Motivated by the research mentioned above, this paper introduces an innovative PSO-BOA algorithm for solving the slow convergence issues in the BOA while incorporating the advantages and strong robustness of the PSO algorithm. Compared to the traditional PSO and BOA methods, the proposed PSO-BOA algorithm effectively combines the benefits of both approaches while overcoming their respective shortcomings, such as the low convergence accuracy of PSO and the slow convergence and large oscillation of the BOA. Under PSCs, the PSO-BOA algorithm demonstrates remarkable accuracy in tracking the GMPP, exhibiting superior tracking speed, efficiency, and reduced oscillation. With the goal of enhancing the optimization performance of the PSO-BOA algorithm, this article introduces two modifications: a control parameter of sensory modality based on logistic mapping and the self-adaptive adjustment of the inertial weight. The simulation results suggest that the proposed algorithm effectively addresses the shortcomings of existing MPPT algorithms and offers a promising alternative for practical application in various renewable energy systems.
The subsequent sections of this article are structured as follows:
Section 2 provides an overview of the multi-peak output characteristics under PSCs.
Section 3 introduces the PSO-BOA algorithm utilized to control the PV system.

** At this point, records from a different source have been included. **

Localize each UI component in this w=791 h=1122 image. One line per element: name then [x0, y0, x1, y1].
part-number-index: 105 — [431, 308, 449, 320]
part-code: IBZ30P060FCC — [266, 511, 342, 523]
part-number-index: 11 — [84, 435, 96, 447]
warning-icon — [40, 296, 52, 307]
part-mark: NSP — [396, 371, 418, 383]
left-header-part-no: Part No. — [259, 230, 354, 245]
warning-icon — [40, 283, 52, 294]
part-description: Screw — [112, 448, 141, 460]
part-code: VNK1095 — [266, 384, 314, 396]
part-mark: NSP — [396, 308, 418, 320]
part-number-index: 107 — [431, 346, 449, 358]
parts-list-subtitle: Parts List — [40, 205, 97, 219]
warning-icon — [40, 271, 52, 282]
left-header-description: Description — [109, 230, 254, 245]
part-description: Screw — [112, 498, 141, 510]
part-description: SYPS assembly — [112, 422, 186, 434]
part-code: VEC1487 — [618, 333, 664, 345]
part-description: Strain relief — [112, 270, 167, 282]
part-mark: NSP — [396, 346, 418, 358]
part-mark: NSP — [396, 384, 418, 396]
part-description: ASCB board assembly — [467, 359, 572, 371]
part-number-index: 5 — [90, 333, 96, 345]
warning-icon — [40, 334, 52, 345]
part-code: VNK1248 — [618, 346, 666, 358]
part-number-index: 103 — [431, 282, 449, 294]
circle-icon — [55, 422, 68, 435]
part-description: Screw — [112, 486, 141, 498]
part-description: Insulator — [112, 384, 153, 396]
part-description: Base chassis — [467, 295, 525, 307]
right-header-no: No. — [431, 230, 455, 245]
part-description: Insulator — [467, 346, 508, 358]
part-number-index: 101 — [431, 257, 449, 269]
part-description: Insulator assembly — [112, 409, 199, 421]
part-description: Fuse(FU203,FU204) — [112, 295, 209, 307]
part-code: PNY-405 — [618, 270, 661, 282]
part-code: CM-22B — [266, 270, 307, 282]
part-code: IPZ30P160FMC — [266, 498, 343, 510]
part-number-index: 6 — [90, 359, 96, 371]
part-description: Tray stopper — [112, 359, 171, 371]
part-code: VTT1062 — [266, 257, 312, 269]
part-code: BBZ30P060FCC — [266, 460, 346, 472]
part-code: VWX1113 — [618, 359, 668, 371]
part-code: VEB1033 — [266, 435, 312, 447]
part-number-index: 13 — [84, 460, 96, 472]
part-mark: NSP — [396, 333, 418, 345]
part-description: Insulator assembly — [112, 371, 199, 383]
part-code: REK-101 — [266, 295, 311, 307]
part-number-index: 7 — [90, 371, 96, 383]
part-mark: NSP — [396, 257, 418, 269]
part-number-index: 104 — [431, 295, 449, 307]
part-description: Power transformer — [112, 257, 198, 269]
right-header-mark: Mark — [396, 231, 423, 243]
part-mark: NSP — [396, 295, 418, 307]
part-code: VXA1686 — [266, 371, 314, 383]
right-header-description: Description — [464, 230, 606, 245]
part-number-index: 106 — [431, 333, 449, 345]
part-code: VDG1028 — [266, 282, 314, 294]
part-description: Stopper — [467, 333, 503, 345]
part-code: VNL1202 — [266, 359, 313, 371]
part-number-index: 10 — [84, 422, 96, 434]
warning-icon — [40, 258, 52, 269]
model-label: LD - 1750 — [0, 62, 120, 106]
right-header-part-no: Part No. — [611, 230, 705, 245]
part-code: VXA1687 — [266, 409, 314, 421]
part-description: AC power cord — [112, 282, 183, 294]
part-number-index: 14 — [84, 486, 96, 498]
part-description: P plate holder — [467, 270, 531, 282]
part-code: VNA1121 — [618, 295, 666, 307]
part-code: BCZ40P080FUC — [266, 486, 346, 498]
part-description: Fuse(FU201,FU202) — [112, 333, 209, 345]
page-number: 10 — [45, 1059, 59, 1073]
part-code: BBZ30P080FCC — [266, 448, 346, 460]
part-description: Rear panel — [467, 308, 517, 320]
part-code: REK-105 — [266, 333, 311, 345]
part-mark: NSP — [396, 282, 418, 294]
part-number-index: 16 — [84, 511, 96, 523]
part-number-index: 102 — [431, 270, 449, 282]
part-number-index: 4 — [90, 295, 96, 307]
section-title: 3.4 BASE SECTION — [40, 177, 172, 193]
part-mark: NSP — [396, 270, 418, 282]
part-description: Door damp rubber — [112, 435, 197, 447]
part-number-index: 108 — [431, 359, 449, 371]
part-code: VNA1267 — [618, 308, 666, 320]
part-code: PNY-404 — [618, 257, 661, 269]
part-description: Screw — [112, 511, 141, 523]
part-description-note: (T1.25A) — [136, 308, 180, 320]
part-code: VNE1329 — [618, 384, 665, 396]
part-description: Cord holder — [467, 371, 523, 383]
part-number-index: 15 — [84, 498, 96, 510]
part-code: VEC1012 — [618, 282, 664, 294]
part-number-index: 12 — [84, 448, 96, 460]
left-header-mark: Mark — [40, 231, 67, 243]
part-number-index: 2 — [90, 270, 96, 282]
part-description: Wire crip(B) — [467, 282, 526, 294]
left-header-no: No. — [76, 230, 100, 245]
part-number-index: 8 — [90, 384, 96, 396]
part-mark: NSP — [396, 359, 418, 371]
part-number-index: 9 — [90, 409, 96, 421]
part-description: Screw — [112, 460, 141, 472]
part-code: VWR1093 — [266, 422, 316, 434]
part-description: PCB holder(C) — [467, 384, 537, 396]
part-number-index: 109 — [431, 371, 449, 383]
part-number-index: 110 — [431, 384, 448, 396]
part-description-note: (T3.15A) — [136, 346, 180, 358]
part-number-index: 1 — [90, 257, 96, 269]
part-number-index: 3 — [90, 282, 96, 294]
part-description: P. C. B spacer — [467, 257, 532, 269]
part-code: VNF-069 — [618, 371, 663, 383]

Section 4 presents an analysis of the simulation results from MPPT techniques based on PSO-BOA, BOA, and PSO, respectively. Finally,
Section 5 provides a summary of the key findings discussed in this paper.
5. Conclusions
In response to the issues of low tracking accuracy and susceptibility to local optima in classical PSO algorithms, as well as the problems of slow convergence speed and large oscillation in the BOA, this study introduces a novel PSO-BOA algorithm based on the PSO and BOA. The paper simulated four different scenarios, and the simulation results demonstrate that the PSO-BOA algorithm outperforms the PSO and BOA in terms of convergence accuracy, with a tracking accuracy of no less than 99.94%. In contrast, the PSO algorithm is prone to becoming trapped in local optima, resulting in a convergence accuracy of only 96.96% when both irradiation and temperature undergo abrupt changes. The PSO-BOA algorithm also surpasses both the PSO and BOA algorithms in handling oscillations. In terms of convergence time, the PSO-BOA algorithm shows a significant improvement. Particularly, in scenarios of abrupt changes in irradiation and simultaneous changes in temperature and irradiation, the convergence time of PSO-BOA is less than 0.5 s, while the BOA takes approximately double the time compared to the PSO-BOA. Moreover, the convergence time of the PSO algorithm is relatively longer, and it tends to converge quickly but may be trapped in local optima. Therefore, the proposed algorithm exhibits faster convergence speed, higher tracking accuracy, and smaller oscillations compared to both the PSO and BOA algorithms, which can effectively enhance power supply reliability and safety.